La définition Duculot

Voilà pour les clés du match, qui se déroulera également à la tireuse à bière où, sitôt dissipée la brume engendrée par la trentaine de fumis craqués avant le match et le coup d’envoi donné, le co-président du club Paca, son nom de boy scout, s’envoie un énorme cul sec rappelant à qui l’aurait oublié la devise des Abeilles : « Droit au fût » . « Nous, on fait la différence sur le terrain », lui lance l’entraîneur adverse. Illustration dès la première offensive des visiteurs : à la réception d’un coup franc joué dans la boîte, son bien-nommé numéro 9 Emmanuel Duculot glace l’assemblée d’un retourné acrobatique assez peu académique, mais suffisamment surprenant pour tromper Pierre Lenoir, trahi par ses appuis (0-1, 1re).

Paca, co-président du FC Apicoles, dans ses oeuvres

Annonciateur d’une sacrée gueule de bois, sportive celle-là, pour le FCAT ? C’est compter sans les individualités tilffoises, qui renversent la vapeur en deux coups de cuillère à pot et via deux copier-coller, œuvres de Teddy Braisbois (1-1, 3e) et Julien Lacroix (2-1, 4e) : appel croisé dans le dos de la défense depuis la gauche, ballon remis sur le pied gauche, et plat du pied dans le petit filet opposé.
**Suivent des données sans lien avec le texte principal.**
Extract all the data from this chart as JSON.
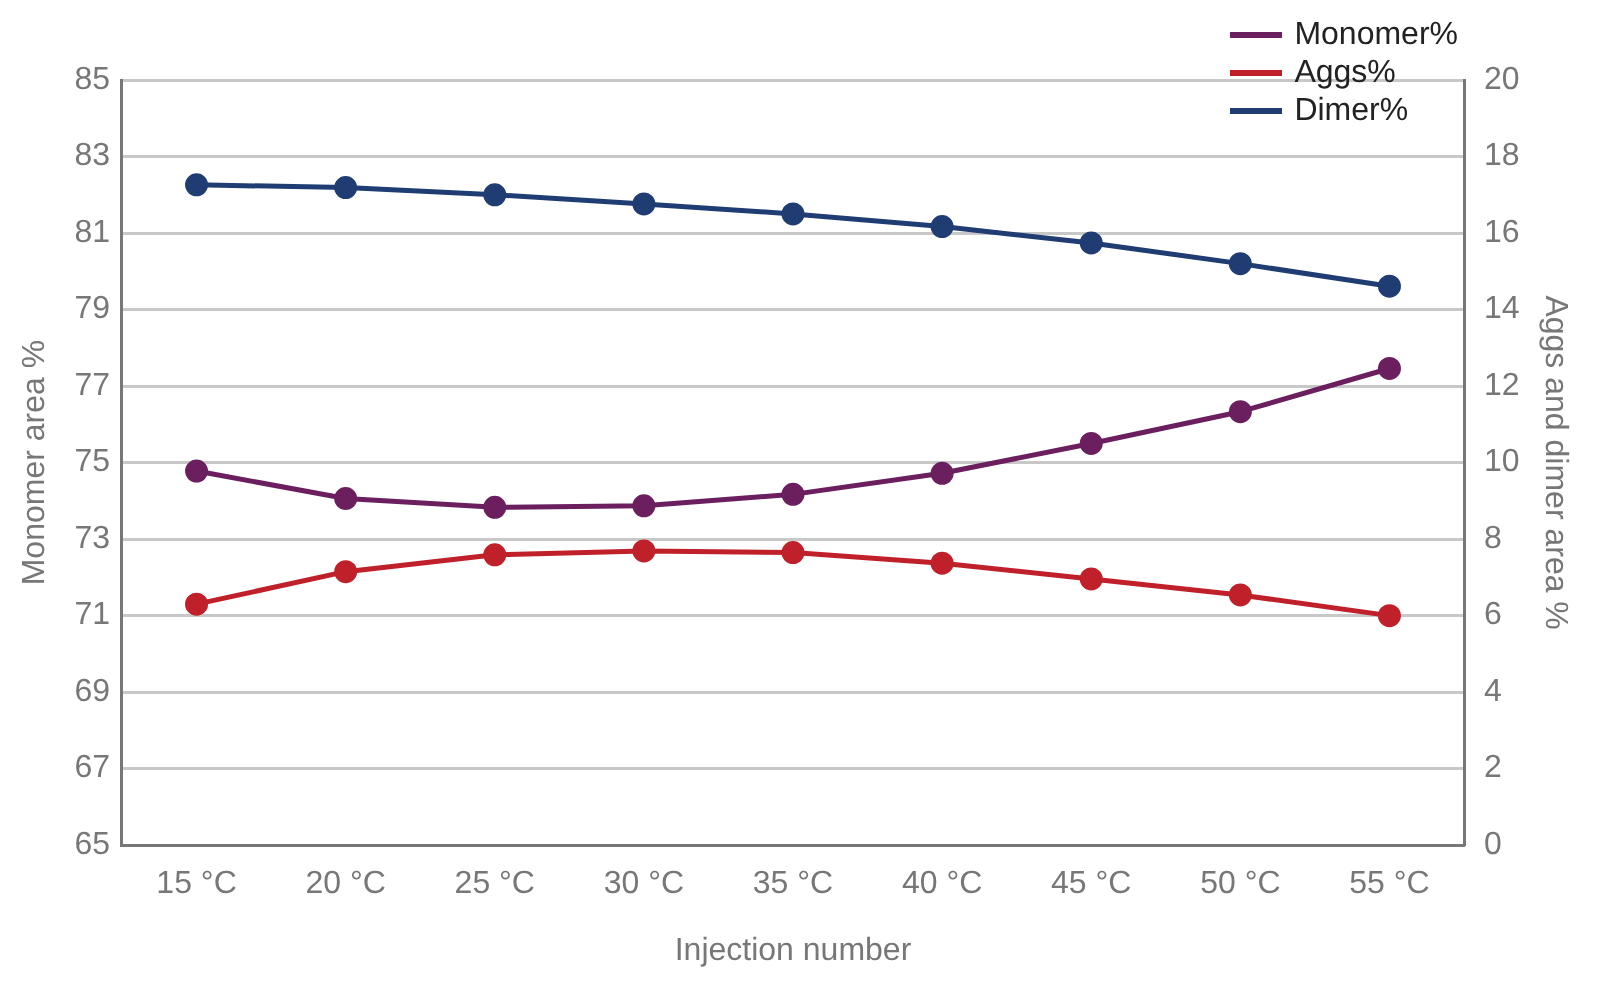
{
  "chart_data": {
    "type": "line",
    "xlabel": "Injection number",
    "ylabel": "Monomer area %",
    "y2label": "Aggs and dimer area %",
    "categories": [
      "15 °C",
      "20 °C",
      "25 °C",
      "30 °C",
      "35 °C",
      "40 °C",
      "45 °C",
      "50 °C",
      "55 °C"
    ],
    "series": [
      {
        "name": "Monomer%",
        "color": "#6b1f5f",
        "values": [
          74.78,
          74.06,
          73.83,
          73.87,
          74.17,
          74.72,
          75.5,
          76.33,
          77.46
        ]
      },
      {
        "name": "Aggs%",
        "color": "#c0202a",
        "axis": "y2",
        "values": [
          6.3,
          7.15,
          7.59,
          7.69,
          7.65,
          7.37,
          6.96,
          6.54,
          6.0
        ]
      },
      {
        "name": "Dimer%",
        "color": "#1f3d73",
        "axis": "y2",
        "values": [
          17.26,
          17.19,
          17.0,
          16.76,
          16.5,
          16.17,
          15.74,
          15.2,
          14.61
        ]
      }
    ],
    "ylim": [
      65,
      85
    ],
    "yticks": [
      65,
      67,
      69,
      71,
      73,
      75,
      77,
      79,
      81,
      83,
      85
    ],
    "y2lim": [
      0,
      20
    ],
    "y2ticks": [
      0,
      2,
      4,
      6,
      8,
      10,
      12,
      14,
      16,
      18,
      20
    ],
    "grid": "y",
    "legend": "top right",
    "marker": "circle",
    "line_style": "solid"
  }
}
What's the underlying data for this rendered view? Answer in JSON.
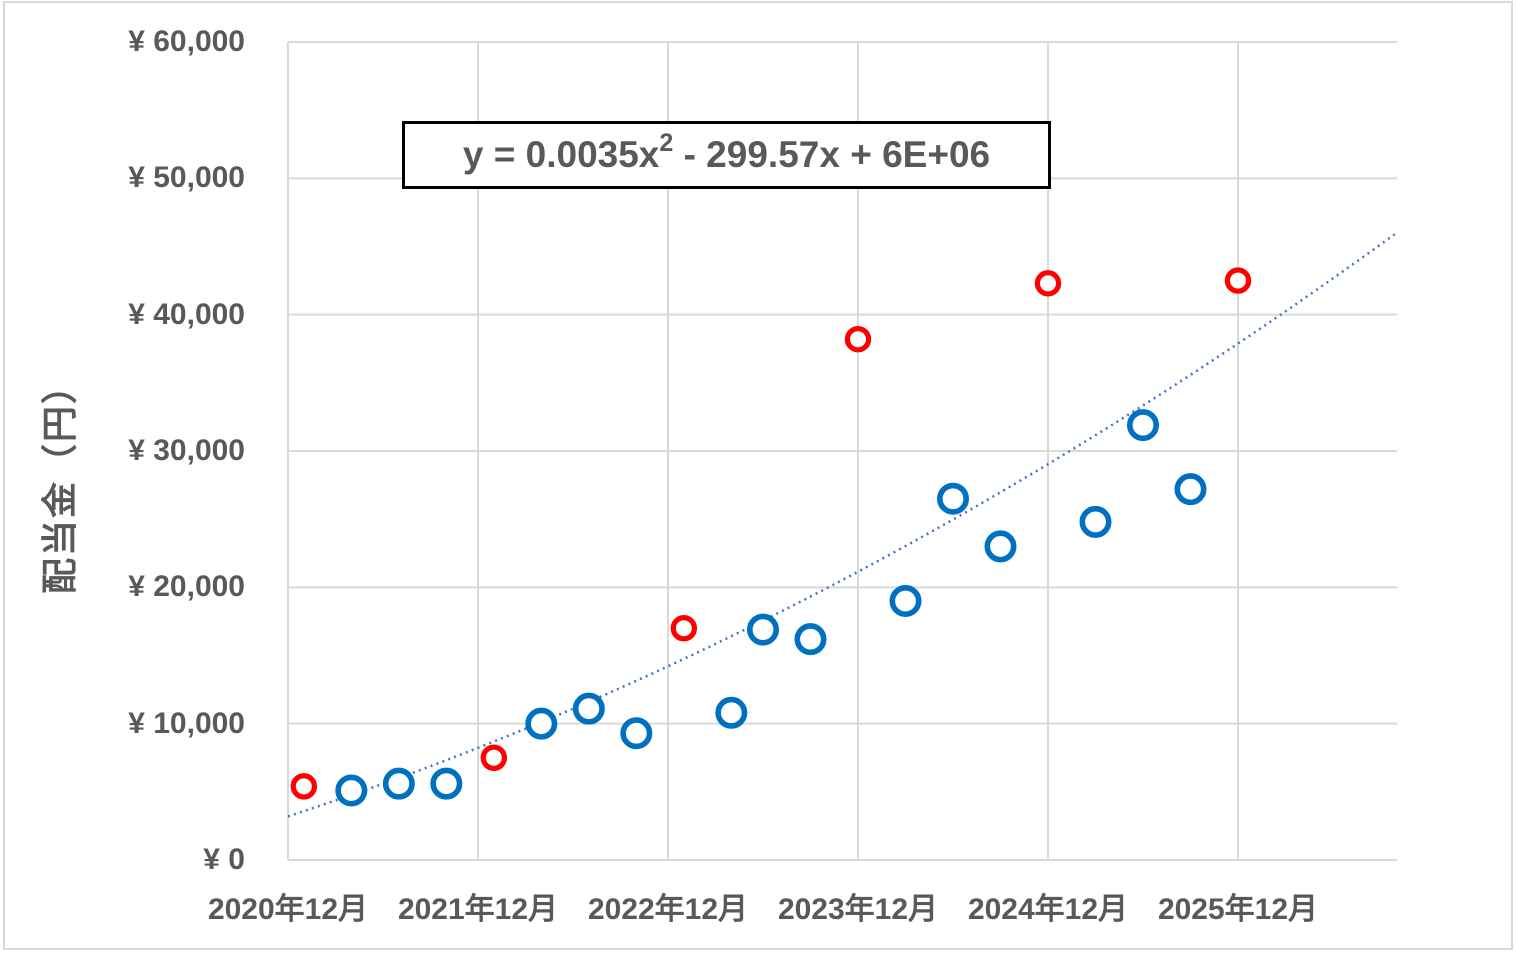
{
  "page": {
    "background": "#ffffff",
    "frame_border_color": "#d9d9d9"
  },
  "chart_data": {
    "type": "scatter",
    "title": "",
    "xlabel": "",
    "ylabel": "配当金（円）",
    "ylim": [
      0,
      60000
    ],
    "y_tick_step": 10000,
    "grid": true,
    "legend": "none",
    "y_tick_labels": [
      "¥ 0",
      "¥ 10,000",
      "¥ 20,000",
      "¥ 30,000",
      "¥ 40,000",
      "¥ 50,000",
      "¥ 60,000"
    ],
    "x_tick_labels": [
      "2020年12月",
      "2021年12月",
      "2022年12月",
      "2023年12月",
      "2024年12月",
      "2025年12月"
    ],
    "x_axis_type": "date, one gridline per year (Dec), plot extends ~10 months past 2025-12",
    "colors": {
      "grid": "#d9d9d9",
      "text": "#595959",
      "blue_marker": "#0070c0",
      "red_marker": "#ff0000",
      "trendline": "#4472c4",
      "equation_border": "#000000"
    },
    "series": [
      {
        "name": "blue",
        "marker": "open-circle",
        "color": "#0070c0",
        "points": [
          {
            "x": "2021-04",
            "y": 5100
          },
          {
            "x": "2021-07",
            "y": 5600
          },
          {
            "x": "2021-10",
            "y": 5600
          },
          {
            "x": "2022-04",
            "y": 10000
          },
          {
            "x": "2022-07",
            "y": 11100
          },
          {
            "x": "2022-10",
            "y": 9300
          },
          {
            "x": "2023-04",
            "y": 10800
          },
          {
            "x": "2023-06",
            "y": 16900
          },
          {
            "x": "2023-09",
            "y": 16200
          },
          {
            "x": "2024-03",
            "y": 19000
          },
          {
            "x": "2024-06",
            "y": 26500
          },
          {
            "x": "2024-09",
            "y": 23000
          },
          {
            "x": "2025-03",
            "y": 24800
          },
          {
            "x": "2025-06",
            "y": 31900
          },
          {
            "x": "2025-09",
            "y": 27200
          }
        ]
      },
      {
        "name": "red",
        "marker": "open-circle",
        "color": "#ff0000",
        "points": [
          {
            "x": "2021-01",
            "y": 5400
          },
          {
            "x": "2022-01",
            "y": 7500
          },
          {
            "x": "2023-01",
            "y": 17000
          },
          {
            "x": "2023-12",
            "y": 38200
          },
          {
            "x": "2024-12",
            "y": 42300
          },
          {
            "x": "2025-12",
            "y": 42500
          }
        ]
      }
    ],
    "trendline": {
      "style": "dotted",
      "color": "#4472c4",
      "equation": "y = 0.0035x² - 299.57x + 6E+06",
      "equation_parts": {
        "prefix": "y = 0.0035x",
        "sup": "2",
        "suffix": " - 299.57x + 6E+06"
      },
      "x_start_months": 0,
      "y_start": 3200,
      "x_mid_months": 34.95,
      "y_mid": 20500,
      "x_end_months": 69.9,
      "y_end": 45900
    }
  }
}
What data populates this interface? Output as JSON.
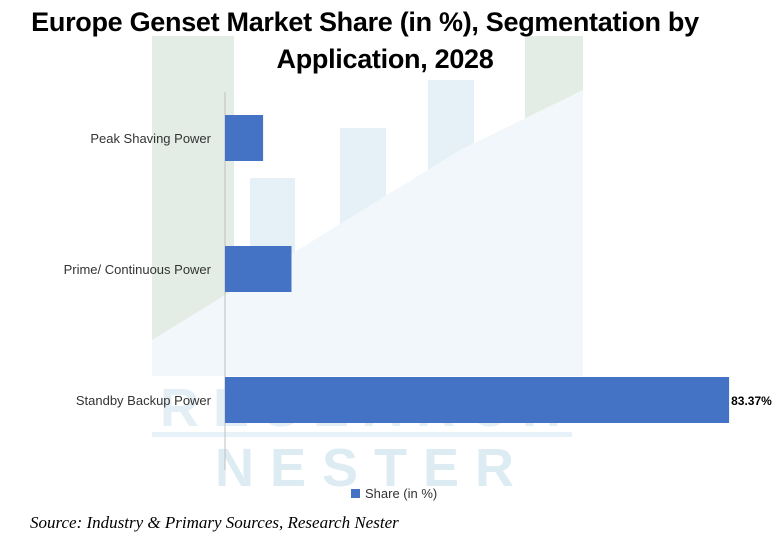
{
  "colors": {
    "bar": "#4472c4",
    "axis": "#bfbfbf",
    "text": "#333333",
    "label": "#000000"
  },
  "title_line1": "Europe Genset Market Share (in %), Segmentation by",
  "title_line2": "Application, 2028",
  "chart_data": {
    "type": "bar",
    "orientation": "horizontal",
    "categories": [
      "Peak Shaving Power",
      "Prime/ Continuous Power",
      "Standby Backup Power"
    ],
    "series": [
      {
        "name": "Share (in %)",
        "values": [
          6.3,
          11.0,
          83.37
        ]
      }
    ],
    "data_labels": [
      "",
      "",
      "83.37%"
    ],
    "xlim": [
      0,
      86
    ],
    "grid": false,
    "legend": "bottom"
  },
  "legend_label": "Share (in %)",
  "watermark": {
    "word1": "RESEARCH",
    "word2": "NESTER"
  },
  "source": "Source: Industry & Primary Sources, Research Nester"
}
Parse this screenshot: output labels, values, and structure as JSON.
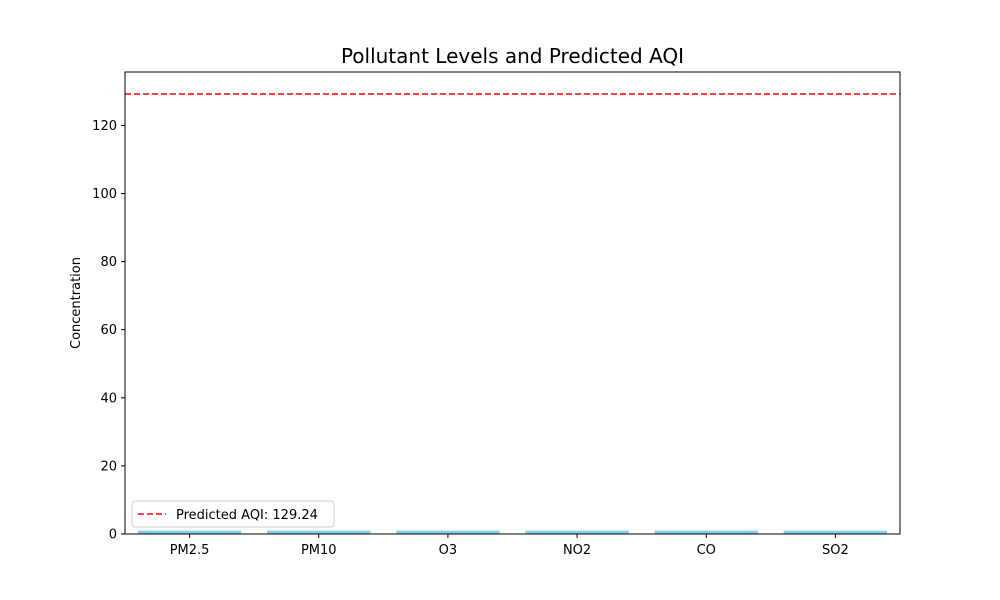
{
  "chart_data": {
    "type": "bar",
    "title": "Pollutant Levels and Predicted AQI",
    "xlabel": "",
    "ylabel": "Concentration",
    "categories": [
      "PM2.5",
      "PM10",
      "O3",
      "NO2",
      "CO",
      "SO2"
    ],
    "values": [
      1,
      1,
      1,
      1,
      1,
      1
    ],
    "ylim": [
      0,
      135.7
    ],
    "yticks": [
      0,
      20,
      40,
      60,
      80,
      100,
      120
    ],
    "bar_color": "#87ceeb",
    "reference_line": {
      "value": 129.24,
      "label": "Predicted AQI: 129.24",
      "color": "#ff0000",
      "style": "dashed"
    },
    "legend_position": "lower-left",
    "grid": false
  }
}
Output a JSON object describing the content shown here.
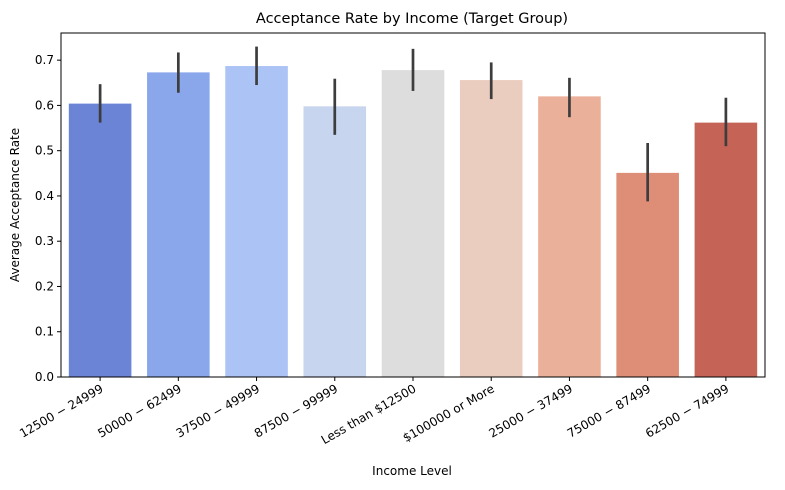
{
  "chart_data": {
    "type": "bar",
    "title": "Acceptance Rate by Income (Target Group)",
    "xlabel": "Income Level",
    "ylabel": "Average Acceptance Rate",
    "categories": [
      "$12500 - $24999",
      "$50000 - $62499",
      "$37500 - $49999",
      "$87500 - $99999",
      "Less than $12500",
      "$100000 or More",
      "$25000 - $37499",
      "$75000 - $87499",
      "$62500 - $74999"
    ],
    "x_tick_labels": [
      "12500 − 24999",
      "50000 − 62499",
      "37500 − 49999",
      "87500 − 99999",
      "Less than $12500",
      "$100000 or More",
      "25000 − 37499",
      "75000 − 87499",
      "62500 − 74999"
    ],
    "values": [
      0.604,
      0.673,
      0.687,
      0.598,
      0.678,
      0.656,
      0.62,
      0.451,
      0.562
    ],
    "error_low": [
      0.562,
      0.628,
      0.645,
      0.535,
      0.632,
      0.614,
      0.574,
      0.388,
      0.51
    ],
    "error_high": [
      0.647,
      0.717,
      0.73,
      0.659,
      0.725,
      0.695,
      0.661,
      0.517,
      0.617
    ],
    "colors": [
      "#6b84d6",
      "#8ba7ec",
      "#acc3f5",
      "#c8d5ef",
      "#dddddd",
      "#ebcdc0",
      "#ebb09a",
      "#de8e77",
      "#c46356"
    ],
    "ylim": [
      0,
      0.76
    ],
    "yticks": [
      "0.0",
      "0.1",
      "0.2",
      "0.3",
      "0.4",
      "0.5",
      "0.6",
      "0.7"
    ],
    "grid": false,
    "legend": "none"
  }
}
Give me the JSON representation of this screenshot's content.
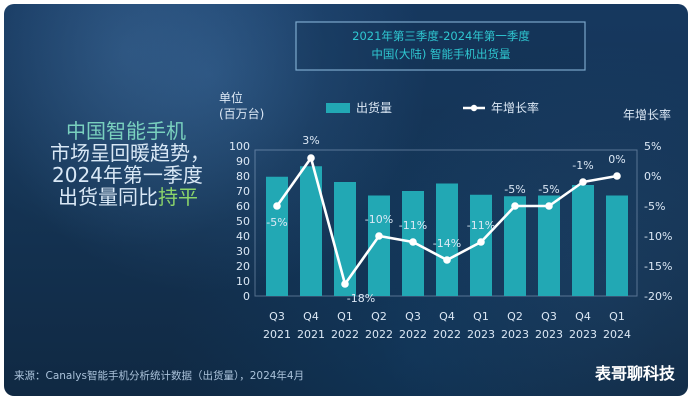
{
  "header": {
    "title_line_1": "2021年第三季度-2024年第一季度",
    "title_line_2": "中国(大陆) 智能手机出货量"
  },
  "callout": {
    "lines": [
      [
        {
          "text": "中国智能手机",
          "color": "#79d0be"
        }
      ],
      [
        {
          "text": "市场",
          "color": "#d9e8f6"
        },
        {
          "text": "呈回暖趋势，",
          "color": "#d9e8f6"
        }
      ],
      [
        {
          "text": "2024年第一季度",
          "color": "#d9e8f6"
        }
      ],
      [
        {
          "text": "出货量同比",
          "color": "#d9e8f6"
        },
        {
          "text": "持平",
          "color": "#8bd46a"
        }
      ]
    ]
  },
  "footer": {
    "source": "来源：Canalys智能手机分析统计数据（出货量），2024年4月",
    "watermark": "表哥聊科技"
  },
  "colors": {
    "bar": "#22a8b4",
    "line": "#ffffff",
    "text": "#dce8f5",
    "muted_text": "#aac2da",
    "callout_accent": "#79d0be",
    "highlight": "#8bd46a",
    "title_teal": "#2fc7d1"
  },
  "chart_data": {
    "type": "bar",
    "categories": [
      [
        "Q3",
        "2021"
      ],
      [
        "Q4",
        "2021"
      ],
      [
        "Q1",
        "2022"
      ],
      [
        "Q2",
        "2022"
      ],
      [
        "Q3",
        "2022"
      ],
      [
        "Q4",
        "2022"
      ],
      [
        "Q1",
        "2023"
      ],
      [
        "Q2",
        "2023"
      ],
      [
        "Q3",
        "2023"
      ],
      [
        "Q4",
        "2023"
      ],
      [
        "Q1",
        "2024"
      ]
    ],
    "series": [
      {
        "name": "出货量",
        "type": "bar",
        "values": [
          79.5,
          86.5,
          76.0,
          67.0,
          70.0,
          75.0,
          67.5,
          66.5,
          67.0,
          74.0,
          67.0
        ]
      },
      {
        "name": "年增长率",
        "type": "line",
        "values": [
          -5,
          3,
          -18,
          -10,
          -11,
          -14,
          -11,
          -5,
          -5,
          -1,
          0
        ],
        "labels": [
          "-5%",
          "3%",
          "-18%",
          "-10%",
          "-11%",
          "-14%",
          "-11%",
          "-5%",
          "-5%",
          "-1%",
          "0%"
        ]
      }
    ],
    "left_axis": {
      "label_line_1": "单位",
      "label_line_2": "(百万台)",
      "min": 0,
      "max": 100,
      "ticks": [
        0,
        10,
        20,
        30,
        40,
        50,
        60,
        70,
        80,
        90,
        100
      ]
    },
    "right_axis": {
      "label": "年增长率",
      "min": -20,
      "max": 5,
      "ticks": [
        "5%",
        "0%",
        "-5%",
        "-10%",
        "-15%",
        "-20%"
      ]
    },
    "legend": {
      "placement": "top",
      "items": [
        "出货量",
        "年增长率"
      ]
    },
    "grid": false
  }
}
Clinique. Et déjà quasi-fatal à l’Amicale, rapidement breakée sur à un penalty très généreusement accordé par Jean, président-fondateur et actuel trésorier du FC Apicoles (3-1) puis l’attaquant de pointe local Lacroix, alias « 2001 » , son année de naissance, après un slalom dans la surface (4-1, 22e). De quoi inciter le coach de l’AFH à revoir ses plans : « Bon, on va essayer de ne pas en prendre dix. »

Le miracle de Francky LaStar

Côté buvette, le FC Apicoles n’est pas en reste, guidée par son n°10 Thomas Muller, connu ici pour être « le gros le plus rapide du monde », touché à l’aine, mais pas au foie et laissé à disposition, donc, des supporters. Il permet à son équipe de siphonner en première le premier fût (5-1, 31e), mais sera bientôt imitée par ses homologues honytois (5-2, 39e). Relancée au buzzer, l’Amicale attaquera la deuxième mi-temps tambour battant : avec un penalty obtenu sur tapis vert à la mi-temps, conséquence d’un surnombre passager à 12 dans la zone technique tilffoise en première période. Le retour de karma n’en sera que plus grand : c’est Francky LaStar, dirigeant du FC Apicoles sacrifié et cédé au rival pour assurer la parité numérique au sein des team buvettes qui se charge de le transformer, pour ce qui constitue le premier but de sa carrière, à 33 ans, l’âge du Christ (5-3, 46e). Comme quoi, les miracles existent, même face à Pierre Lenoir, le docteur es penaltys du FC Apicoles. C’est lui, en 2019, qui avait offert la Coupe de la Province au club tilffois, en stoppant quatre des cinq tentatives du FC Woroux. Pour le plus grand plaisir d’Addax : « Eux, on les déteste. Si on peut les péter, on les pète. Bon en revanche, il se fait tout le temps lober. »

Mais de miracle, il n’y aura pas pour Hony, calmé d’entrée de deuxième période par les supporters tilffois, qui tournent à un rythme moyen d’environ 4 litres à l’heure (6-3, 55e) et assurent le show visuel et sonore, et dominé dans le second acte dans tous les domaines : 2-0 sur le terrain, 2-1 à la buvette, ce qui porte le score final à 9-4 (6-2 sans les fûts) en faveur du FCAT, porté en défense par un certain Marc, défenseur espagnol ayant selon la rumeur évolué en D3 ibérique et que les Abeilles ont complètement perverti. « À son arrivée, il ne buvait pas une goutte d’alcool, se souvient l’autre co-président Addax. Aujourd’hui, il picole autant que nous. » C’est-à-dire beaucoup, très vite, en atteste cet ultime relais bière brillamment remporté par les locaux après le coup de sifflet final, et jusque tard dans la nuit. Du rab d’entraînement en quelque sorte. Car c’est aussi à cela que l’on juge du sérieux d’une équipe : à sa capacité à rester pro, très pro, en permanence.